Duke University is expanding its global reach through a partnership with Nazarbayev University in Kazakhstan.

Duke’s Fuqua School of Business is helping to design Nazarbayev’s MBA program, which is expected to begin in September 2012.

The project, which began in 2009, will help create one of the only universities in Kazakhstan to be run independently of government control.

Valerie Hausman, a Duke administrator who is organizing the partnership, said the university will act as an advisor to Nazarbayev.

“Our relationship with them is more of a consulting relationship,” Hausman said. “This is a fairly unique relationship — this is not a Duke degree or Duke campus.”

In its first year, some of the program’s faculty will likely be from Duke’s business school, Hausman said.

“Ideally in the first year we will begin to work with Nazarbayev to help them source faculty of their own,” she said.

All of the university’s classes are taught in English, according to its website.

Hausman, who is also assistant dean of global business development and executive education at Duke’s business school, said the school has been pursuing a strategy to develop a presence in regions that are growing in economic power since 2008.

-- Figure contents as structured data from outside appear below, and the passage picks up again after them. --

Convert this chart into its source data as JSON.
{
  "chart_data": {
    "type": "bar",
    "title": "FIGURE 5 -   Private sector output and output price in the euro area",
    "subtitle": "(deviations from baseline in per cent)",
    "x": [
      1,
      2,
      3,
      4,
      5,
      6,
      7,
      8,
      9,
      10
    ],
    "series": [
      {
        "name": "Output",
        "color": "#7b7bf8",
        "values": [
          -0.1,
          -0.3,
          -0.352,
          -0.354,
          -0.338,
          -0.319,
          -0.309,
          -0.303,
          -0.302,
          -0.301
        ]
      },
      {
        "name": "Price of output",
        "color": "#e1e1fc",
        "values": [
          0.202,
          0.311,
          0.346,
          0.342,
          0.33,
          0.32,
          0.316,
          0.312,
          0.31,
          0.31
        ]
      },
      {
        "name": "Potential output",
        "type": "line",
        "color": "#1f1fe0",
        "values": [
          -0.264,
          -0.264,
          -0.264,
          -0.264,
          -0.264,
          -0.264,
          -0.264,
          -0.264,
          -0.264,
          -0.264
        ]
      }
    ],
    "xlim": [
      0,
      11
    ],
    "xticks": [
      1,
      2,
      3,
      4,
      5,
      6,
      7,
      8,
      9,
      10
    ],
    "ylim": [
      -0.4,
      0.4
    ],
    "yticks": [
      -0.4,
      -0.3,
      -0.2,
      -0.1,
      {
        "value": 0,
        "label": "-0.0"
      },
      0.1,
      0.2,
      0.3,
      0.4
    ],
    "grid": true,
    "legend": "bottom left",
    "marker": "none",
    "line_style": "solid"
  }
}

Kazakhstan, a former Soviet republic, has oil resources. It is also the ninth largest country in the world by area.

“They say that they are looking to be the preeminent university in Central Asia,” Hausman said.

Duke is among several institutions partnering with Nazarbayev to develop its programs.

Blake Naughton, director of the executive doctorate in higher education management at the University of Pennsylvania’s Graduate School of Education, said the school has been supporting Nazarbayev’s central administration and university leadership.

“It’s not often you get to work with a university starting from scratch,” he said.

“It’s been very fascinating work.”

Naughton said Nazarbayev, which receives funding from Kazakhstan’s government, is building an endowment so it can eventually rely more on its own money, like a private institution.

Allison Adams, spokeswoman for UNC’s Kenan-Flagler Business School, said there is a need for partnerships such as this one.

But the business school is not involved in any similar consulting programs, she said.

The school participates in a number of international degree programs and all of them include exchange programs, she said.

“We admit our students and our teachers teach our students,” she said about the exchange programs.

She said the business school’s OneMBA program is a partnership with several business schools in other countries to deliver a joint degree.